Noutro caso, Adel Hair, professor oriundo de Hodeidah, está detido desde dezembro de 2014. Foi levado junto com amigos durante as orações de sexta-feira, jamais o informaram das razões da detenção e tem permanecido em regime de incomunicabilidade por períodos prolongados.

“Adel é pai de duas crianças, uma rapariga e um rapazinho. Ele é apenas um professor de matemática. Era voluntário num orfanato nos tempos livres. Porque é que o levaram?”, questiona a mulher, entrevistada pelos investigadores da Amnistia Internacional.

James Lynch sublinha que “privar alguém da liberdade de forma aleatória – sem nenhuma base legal legítima para a detenção – é uma injusta violação dos direitos das pessoas”. “E tem consequências devastadoras para os familiares que são deixados para trás. Podem passar meses a tentar descobrir o que aconteceu àqueles que amam, ou a batalhar para conseguirem que sejam libertados, quando não existe sequer nenhuma acusação válida formulada contra eles”, avança ainda o vice-diretor do Programa Médio Oriente e Norte de África da Amnistia Internacional.

O Ministério dos Direitos Humanos do Iémen, localizado na capital, Sanaa, e sob controlo do movimento huthi, enviou à Amnistia Internacional na segunda-feira, 16 de maio, um memorando onde sustenta que as acusações de detenções arbitrárias, de desaparecimentos forçados e de tortura são “infundadas”. É alegado ainda que aqueles que criticam as autoridades de Sanaa “não foram submetidos a nenhumas medidas repressivas”, sendo que “o Iémen e as suas autoridades acreditam firmemente da liberdade de expressão”.

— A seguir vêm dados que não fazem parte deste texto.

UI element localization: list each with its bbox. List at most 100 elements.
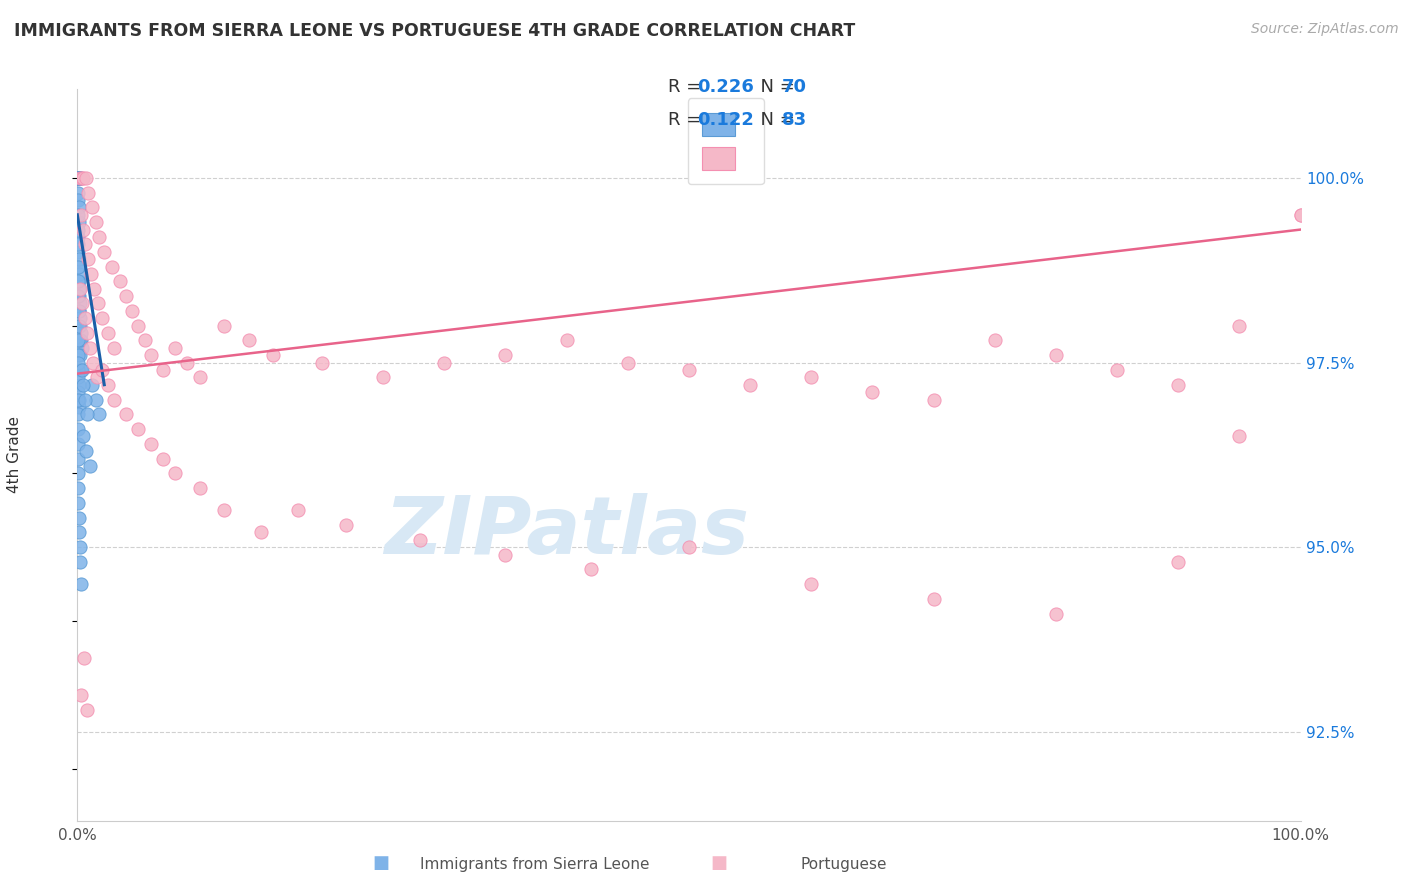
Point: [188, 481, 211, 495]
Point: [212, 318, 235, 333]
Point: [103, 341, 125, 355]
Point: [72, 429, 94, 443]
Point: [97, 377, 120, 392]
Point: [678, 363, 700, 377]
Text: 0.122: 0.122: [697, 111, 754, 128]
Point: [165, 467, 187, 481]
Point: [70, 170, 93, 185]
Point: [67, 348, 90, 362]
Point: [97, 326, 120, 340]
Point: [67, 237, 90, 252]
Text: 70: 70: [782, 78, 807, 95]
Point: [69, 555, 91, 569]
Point: [984, 334, 1007, 348]
Text: Immigrants from Sierra Leone: Immigrants from Sierra Leone: [419, 857, 650, 872]
Point: [579, 562, 602, 576]
Point: [67, 170, 90, 185]
Point: [1289, 208, 1312, 222]
Point: [69, 170, 91, 185]
Point: [128, 422, 150, 436]
Text: ZIPatlas: ZIPatlas: [384, 493, 749, 572]
Point: [70, 296, 93, 310]
Point: [139, 437, 162, 451]
Point: [103, 392, 125, 407]
Point: [69, 311, 91, 326]
Point: [69, 170, 91, 185]
Point: [67, 170, 90, 185]
Point: [67, 201, 90, 215]
Point: [67, 289, 90, 303]
Point: [86, 370, 108, 384]
Point: [69, 296, 91, 310]
Point: [617, 355, 640, 369]
Point: [67, 318, 90, 333]
Point: [287, 503, 309, 517]
Point: [66, 230, 89, 244]
Point: [70, 688, 93, 702]
Point: [67, 289, 90, 303]
Point: [80, 201, 103, 215]
Point: [495, 348, 517, 362]
Point: [433, 355, 456, 369]
Point: [67, 363, 90, 377]
Point: [188, 370, 211, 384]
Point: [100, 260, 122, 274]
Point: [80, 377, 103, 392]
Point: [139, 348, 162, 362]
Point: [67, 481, 90, 495]
Point: [67, 282, 90, 296]
Point: [67, 274, 90, 288]
Point: [72, 222, 94, 236]
Point: [238, 334, 260, 348]
Point: [66, 355, 89, 369]
Point: [69, 170, 91, 185]
Legend: , : ,: [688, 98, 763, 185]
Point: [75, 444, 97, 458]
Point: [69, 318, 91, 333]
Point: [67, 510, 90, 524]
Text: 83: 83: [782, 111, 807, 128]
Text: Source: ZipAtlas.com: Source: ZipAtlas.com: [1251, 22, 1399, 37]
Point: [67, 244, 90, 259]
Point: [212, 503, 235, 517]
Point: [72, 377, 94, 392]
Point: [69, 334, 91, 348]
Point: [70, 326, 93, 340]
Point: [922, 592, 945, 607]
Text: R =: R =: [668, 111, 707, 128]
Point: [67, 451, 90, 466]
Point: [75, 170, 97, 185]
Point: [66, 208, 89, 222]
Point: [87, 296, 110, 310]
Point: [73, 392, 96, 407]
Point: [1045, 348, 1067, 362]
Point: [67, 392, 90, 407]
Text: ■: ■: [373, 855, 389, 872]
Point: [409, 533, 432, 547]
Point: [70, 577, 93, 591]
Point: [76, 326, 98, 340]
Point: [67, 370, 90, 384]
Text: 4th Grade: 4th Grade: [7, 417, 22, 493]
Point: [250, 525, 273, 540]
Point: [152, 451, 174, 466]
Point: [67, 260, 90, 274]
Point: [73, 651, 96, 665]
Point: [922, 392, 945, 407]
Point: [115, 289, 138, 303]
Point: [67, 407, 90, 421]
Point: [67, 274, 90, 288]
Point: [800, 370, 823, 384]
Point: [152, 363, 174, 377]
Text: N =: N =: [749, 78, 801, 95]
Text: N =: N =: [749, 111, 801, 128]
Point: [69, 170, 91, 185]
Point: [1229, 429, 1251, 443]
Point: [371, 370, 394, 384]
Point: [66, 334, 89, 348]
Point: [165, 341, 187, 355]
Point: [862, 385, 884, 400]
Point: [134, 334, 156, 348]
Point: [1107, 363, 1129, 377]
Point: [128, 318, 150, 333]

Durante as conversações de paz no Iémen, que continuam a decorrer no Kuwait, foi já criado um comité especial para os presos e detidos. A Amnistia Internacional exorta todas as partes envolvidas nestas negociações, assim como a comunidade internacional, a facilitarem e apoiarem este processo, de forma a garantir que os direitos de quem se encontra detido arbitrariamente em zonas do território sob controlo dos grupos armados huthi, assim como os dos seus familiares, constituem uma prioridade nas conversações de paz.